In 2000 there were 72 persons (or 6.7% of the population) who were living alone in a private dwelling. There were 241 (or 22.4%) persons who were part of a couple (married or otherwise committed) without children, and 689 (or 64.2%) who were part of a couple with children. There were 32 (or 3.0%) people who lived in single parent home, while there are 12 persons who were adult children living with one or both parents, 9 persons who lived in a household made up of relatives, 10 who lived household made up of unrelated persons, and 9 who are either institutionalized or live in another type of collective housing.

In the 2007 federal election the most popular party was the CVP which received 38.5% of the vote. The next three most popular parties were the SVP (34.7%), the FDP (12.1%) and the SP (7.2%).

In Muolen about 73.7% of the population (between age 25-64) have completed either non-mandatory upper secondary education or additional higher education (either university or a Fachhochschule). Out of the total population in Muolen, As of 2000, the highest education level completed by 249 people (23.2% of the population) was Primary, while 369 (34.4%) have completed their secondary education, 116 (10.8%) have attended a Tertiary school, and 30 (2.8%) are not in school. The remainder did not answer this question.

The historical population is given in the following table:

| year | population |
|---|---|
| 1831 | 953 |
| 1850 | 983 |
| 1900 | 1,015 |
| 1950 | 1,027 |
| 2000 | 1,074 |

==Sights==
The Kulturlandschaft Unteregg/Rotzenwil/Hueb (Cultural region Unteregg/Rotzenwil/Hueb) in the municipality is designated as part of the Inventory of Swiss Heritage Sites.

==Economy==
As of In 2007 2007, Muolen had an unemployment rate of 1.14%. As of 2005, there were 166 people employed in the primary economic sector and about 69 businesses involved in this sector. 87 people are employed in the secondary sector and there are 20 businesses in this sector. 126 people are employed in the tertiary sector, with 24 businesses in this sector.

As of October 2009 the average unemployment rate was 0.5%. There were 114 businesses in the municipality of which 24 were involved in the secondary sector of the economy while 25 were involved in the third.
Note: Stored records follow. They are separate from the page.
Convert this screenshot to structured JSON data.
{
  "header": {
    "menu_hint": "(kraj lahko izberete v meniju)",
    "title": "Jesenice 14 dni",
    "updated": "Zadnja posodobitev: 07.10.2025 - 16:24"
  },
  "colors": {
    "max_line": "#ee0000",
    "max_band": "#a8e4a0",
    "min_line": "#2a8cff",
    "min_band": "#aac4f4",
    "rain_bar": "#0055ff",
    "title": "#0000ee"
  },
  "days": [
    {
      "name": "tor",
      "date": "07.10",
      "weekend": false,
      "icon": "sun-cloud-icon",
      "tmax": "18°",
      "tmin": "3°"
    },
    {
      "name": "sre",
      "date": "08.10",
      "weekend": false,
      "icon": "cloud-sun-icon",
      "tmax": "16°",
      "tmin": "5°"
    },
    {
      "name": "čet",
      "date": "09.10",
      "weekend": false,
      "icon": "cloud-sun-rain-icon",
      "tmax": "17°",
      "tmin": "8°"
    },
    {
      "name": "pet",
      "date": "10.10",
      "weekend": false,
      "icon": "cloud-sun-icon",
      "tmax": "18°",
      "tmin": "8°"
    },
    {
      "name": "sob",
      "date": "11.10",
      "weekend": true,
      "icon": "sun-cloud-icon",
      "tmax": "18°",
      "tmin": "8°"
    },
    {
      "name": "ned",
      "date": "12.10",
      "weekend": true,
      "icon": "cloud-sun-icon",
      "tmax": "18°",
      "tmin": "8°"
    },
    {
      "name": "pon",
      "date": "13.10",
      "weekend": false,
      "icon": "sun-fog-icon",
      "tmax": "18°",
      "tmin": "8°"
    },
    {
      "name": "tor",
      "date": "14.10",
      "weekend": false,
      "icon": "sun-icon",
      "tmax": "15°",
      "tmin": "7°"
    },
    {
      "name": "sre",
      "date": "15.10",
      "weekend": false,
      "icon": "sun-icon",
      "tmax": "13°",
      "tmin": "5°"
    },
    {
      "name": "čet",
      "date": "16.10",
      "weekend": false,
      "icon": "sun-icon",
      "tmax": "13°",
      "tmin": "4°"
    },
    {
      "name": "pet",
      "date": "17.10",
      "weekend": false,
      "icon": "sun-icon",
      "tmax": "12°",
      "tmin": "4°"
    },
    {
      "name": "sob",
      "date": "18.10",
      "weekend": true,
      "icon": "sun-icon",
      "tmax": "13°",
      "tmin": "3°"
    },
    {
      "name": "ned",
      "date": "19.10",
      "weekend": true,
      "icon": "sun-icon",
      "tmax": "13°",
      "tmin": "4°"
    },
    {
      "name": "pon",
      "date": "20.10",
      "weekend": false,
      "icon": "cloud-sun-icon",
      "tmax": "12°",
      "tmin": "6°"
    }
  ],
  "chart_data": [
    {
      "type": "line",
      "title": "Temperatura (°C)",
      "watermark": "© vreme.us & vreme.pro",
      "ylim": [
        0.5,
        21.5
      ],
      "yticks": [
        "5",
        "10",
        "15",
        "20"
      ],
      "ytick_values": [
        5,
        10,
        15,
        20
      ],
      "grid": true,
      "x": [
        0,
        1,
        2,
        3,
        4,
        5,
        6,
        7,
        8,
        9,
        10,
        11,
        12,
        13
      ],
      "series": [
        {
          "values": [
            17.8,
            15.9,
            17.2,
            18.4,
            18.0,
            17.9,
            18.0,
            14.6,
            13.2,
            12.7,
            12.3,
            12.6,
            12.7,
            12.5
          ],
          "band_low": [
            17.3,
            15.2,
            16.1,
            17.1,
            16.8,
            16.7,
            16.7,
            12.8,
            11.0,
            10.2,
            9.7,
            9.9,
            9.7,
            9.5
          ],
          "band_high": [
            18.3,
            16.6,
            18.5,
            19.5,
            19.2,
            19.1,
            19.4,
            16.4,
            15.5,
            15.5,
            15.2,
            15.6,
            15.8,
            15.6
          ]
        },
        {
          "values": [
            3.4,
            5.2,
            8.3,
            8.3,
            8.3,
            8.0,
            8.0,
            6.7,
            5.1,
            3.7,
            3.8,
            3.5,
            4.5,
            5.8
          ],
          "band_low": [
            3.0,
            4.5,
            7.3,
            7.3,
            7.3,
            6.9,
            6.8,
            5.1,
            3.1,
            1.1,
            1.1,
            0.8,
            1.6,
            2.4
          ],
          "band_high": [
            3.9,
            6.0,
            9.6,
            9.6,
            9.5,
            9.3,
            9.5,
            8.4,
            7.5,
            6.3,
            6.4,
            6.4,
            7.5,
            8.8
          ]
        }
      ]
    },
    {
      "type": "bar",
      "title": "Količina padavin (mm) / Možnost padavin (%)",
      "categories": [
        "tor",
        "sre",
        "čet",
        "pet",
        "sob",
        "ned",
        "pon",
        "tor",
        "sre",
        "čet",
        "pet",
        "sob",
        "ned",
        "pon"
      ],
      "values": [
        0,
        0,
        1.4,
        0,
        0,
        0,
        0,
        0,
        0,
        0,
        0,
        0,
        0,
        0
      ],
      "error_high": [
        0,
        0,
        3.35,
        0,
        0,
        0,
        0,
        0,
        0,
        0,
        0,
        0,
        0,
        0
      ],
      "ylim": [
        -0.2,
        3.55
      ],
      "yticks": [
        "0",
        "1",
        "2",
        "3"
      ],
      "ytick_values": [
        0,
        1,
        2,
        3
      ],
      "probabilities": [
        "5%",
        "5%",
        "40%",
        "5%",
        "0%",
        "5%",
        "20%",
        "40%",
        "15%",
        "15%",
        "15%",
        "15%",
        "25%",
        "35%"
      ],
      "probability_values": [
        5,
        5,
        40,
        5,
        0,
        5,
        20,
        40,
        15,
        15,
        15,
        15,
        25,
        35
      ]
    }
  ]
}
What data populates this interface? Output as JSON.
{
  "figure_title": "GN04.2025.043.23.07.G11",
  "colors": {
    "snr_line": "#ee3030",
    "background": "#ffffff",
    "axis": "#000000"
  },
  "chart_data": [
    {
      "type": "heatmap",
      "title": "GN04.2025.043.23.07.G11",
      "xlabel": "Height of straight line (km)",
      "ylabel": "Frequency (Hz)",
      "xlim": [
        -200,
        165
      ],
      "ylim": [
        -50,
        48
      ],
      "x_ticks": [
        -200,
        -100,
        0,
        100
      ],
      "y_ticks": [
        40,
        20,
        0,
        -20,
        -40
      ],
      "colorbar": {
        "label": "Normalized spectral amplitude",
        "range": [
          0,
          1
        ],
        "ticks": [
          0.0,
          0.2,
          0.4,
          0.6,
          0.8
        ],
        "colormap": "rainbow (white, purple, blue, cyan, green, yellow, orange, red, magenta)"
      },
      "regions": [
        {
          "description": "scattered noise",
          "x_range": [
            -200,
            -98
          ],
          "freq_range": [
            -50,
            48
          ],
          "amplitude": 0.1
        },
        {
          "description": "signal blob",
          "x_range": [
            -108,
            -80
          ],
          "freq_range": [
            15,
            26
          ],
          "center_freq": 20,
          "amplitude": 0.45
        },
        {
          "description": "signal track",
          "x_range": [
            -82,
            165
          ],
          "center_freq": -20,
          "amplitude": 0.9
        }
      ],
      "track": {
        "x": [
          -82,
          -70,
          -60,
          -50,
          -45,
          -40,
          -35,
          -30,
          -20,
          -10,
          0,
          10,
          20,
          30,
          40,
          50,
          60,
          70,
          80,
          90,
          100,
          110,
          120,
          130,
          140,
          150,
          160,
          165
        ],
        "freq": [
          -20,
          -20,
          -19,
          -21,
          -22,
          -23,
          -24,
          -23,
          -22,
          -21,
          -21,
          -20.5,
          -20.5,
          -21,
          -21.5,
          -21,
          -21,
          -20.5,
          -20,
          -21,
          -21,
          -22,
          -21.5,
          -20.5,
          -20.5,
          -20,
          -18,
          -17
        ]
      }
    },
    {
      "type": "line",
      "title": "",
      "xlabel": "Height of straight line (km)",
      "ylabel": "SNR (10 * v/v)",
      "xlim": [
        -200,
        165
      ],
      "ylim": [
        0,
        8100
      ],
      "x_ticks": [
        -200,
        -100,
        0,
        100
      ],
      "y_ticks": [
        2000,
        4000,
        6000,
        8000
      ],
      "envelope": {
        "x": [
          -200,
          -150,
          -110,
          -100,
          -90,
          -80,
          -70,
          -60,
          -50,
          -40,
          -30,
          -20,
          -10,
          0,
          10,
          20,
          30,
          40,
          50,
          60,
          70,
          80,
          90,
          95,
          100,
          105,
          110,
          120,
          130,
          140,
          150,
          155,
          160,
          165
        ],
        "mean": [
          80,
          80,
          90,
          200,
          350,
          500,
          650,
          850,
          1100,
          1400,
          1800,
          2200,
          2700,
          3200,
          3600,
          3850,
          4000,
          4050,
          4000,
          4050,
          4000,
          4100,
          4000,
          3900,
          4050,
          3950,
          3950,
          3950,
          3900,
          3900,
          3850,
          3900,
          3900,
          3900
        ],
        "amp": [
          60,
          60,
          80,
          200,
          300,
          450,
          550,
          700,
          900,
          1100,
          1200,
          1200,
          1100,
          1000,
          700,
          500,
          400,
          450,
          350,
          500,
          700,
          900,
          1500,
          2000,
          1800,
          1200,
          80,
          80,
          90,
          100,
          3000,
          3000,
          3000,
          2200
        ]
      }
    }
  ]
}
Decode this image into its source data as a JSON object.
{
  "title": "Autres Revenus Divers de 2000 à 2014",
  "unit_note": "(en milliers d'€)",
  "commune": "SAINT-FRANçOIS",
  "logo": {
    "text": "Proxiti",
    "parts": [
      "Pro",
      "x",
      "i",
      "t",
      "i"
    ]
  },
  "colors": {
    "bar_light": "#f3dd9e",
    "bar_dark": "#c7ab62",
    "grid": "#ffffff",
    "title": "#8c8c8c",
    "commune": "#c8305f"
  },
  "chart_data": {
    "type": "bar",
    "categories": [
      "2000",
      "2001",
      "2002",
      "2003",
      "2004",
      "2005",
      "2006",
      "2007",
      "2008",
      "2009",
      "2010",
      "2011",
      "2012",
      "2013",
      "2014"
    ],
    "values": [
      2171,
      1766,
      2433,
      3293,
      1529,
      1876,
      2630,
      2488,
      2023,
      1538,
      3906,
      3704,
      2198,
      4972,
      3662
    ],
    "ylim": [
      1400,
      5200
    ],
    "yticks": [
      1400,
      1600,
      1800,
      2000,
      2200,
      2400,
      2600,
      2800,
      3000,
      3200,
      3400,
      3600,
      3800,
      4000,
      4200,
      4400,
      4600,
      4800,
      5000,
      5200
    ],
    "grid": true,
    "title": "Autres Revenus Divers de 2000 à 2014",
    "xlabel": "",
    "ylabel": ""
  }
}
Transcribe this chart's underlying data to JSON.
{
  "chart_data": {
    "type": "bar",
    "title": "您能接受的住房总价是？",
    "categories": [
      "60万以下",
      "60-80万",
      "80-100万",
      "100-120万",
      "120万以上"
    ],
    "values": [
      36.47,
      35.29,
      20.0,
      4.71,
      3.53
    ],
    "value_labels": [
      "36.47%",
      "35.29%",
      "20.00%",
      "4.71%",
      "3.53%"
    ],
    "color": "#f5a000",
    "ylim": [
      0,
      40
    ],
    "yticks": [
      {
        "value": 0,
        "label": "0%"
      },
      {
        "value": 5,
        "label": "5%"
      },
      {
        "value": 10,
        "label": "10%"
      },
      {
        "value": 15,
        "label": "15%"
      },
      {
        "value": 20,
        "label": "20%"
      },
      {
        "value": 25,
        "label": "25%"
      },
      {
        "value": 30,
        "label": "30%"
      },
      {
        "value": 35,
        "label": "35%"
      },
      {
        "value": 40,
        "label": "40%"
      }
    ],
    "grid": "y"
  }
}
As of 2000 there were 224 residents who worked in the municipality, while 359 residents worked outside Muolen and 131 people commuted into the municipality for work.

==Religion==
From the 2000 census, 747 or 69.6% are Roman Catholic, while 227 or 21.1% belonged to the Swiss Reformed Church. Of the rest of the population, there are 5 individuals (or about 0.47% of the population) who belong to the Orthodox Church, and there are 19 individuals (or about 1.77% of the population) who belong to another Christian church. There are 10 (or about 0.93% of the population) who are Islamic. There are 2 individuals (or about 0.19% of the population) who belong to another church (not listed on the census), 45 (or about 4.19% of the population) belong to no church, are agnostic or atheist, and 19 individuals (or about 1.77% of the population) did not answer the question.

==Transport==
Muolen sits on the Bodensee–Toggenburg line between Romanshorn and St. Gallen and is served by the St. Gallen S-Bahn at Muolen railway station.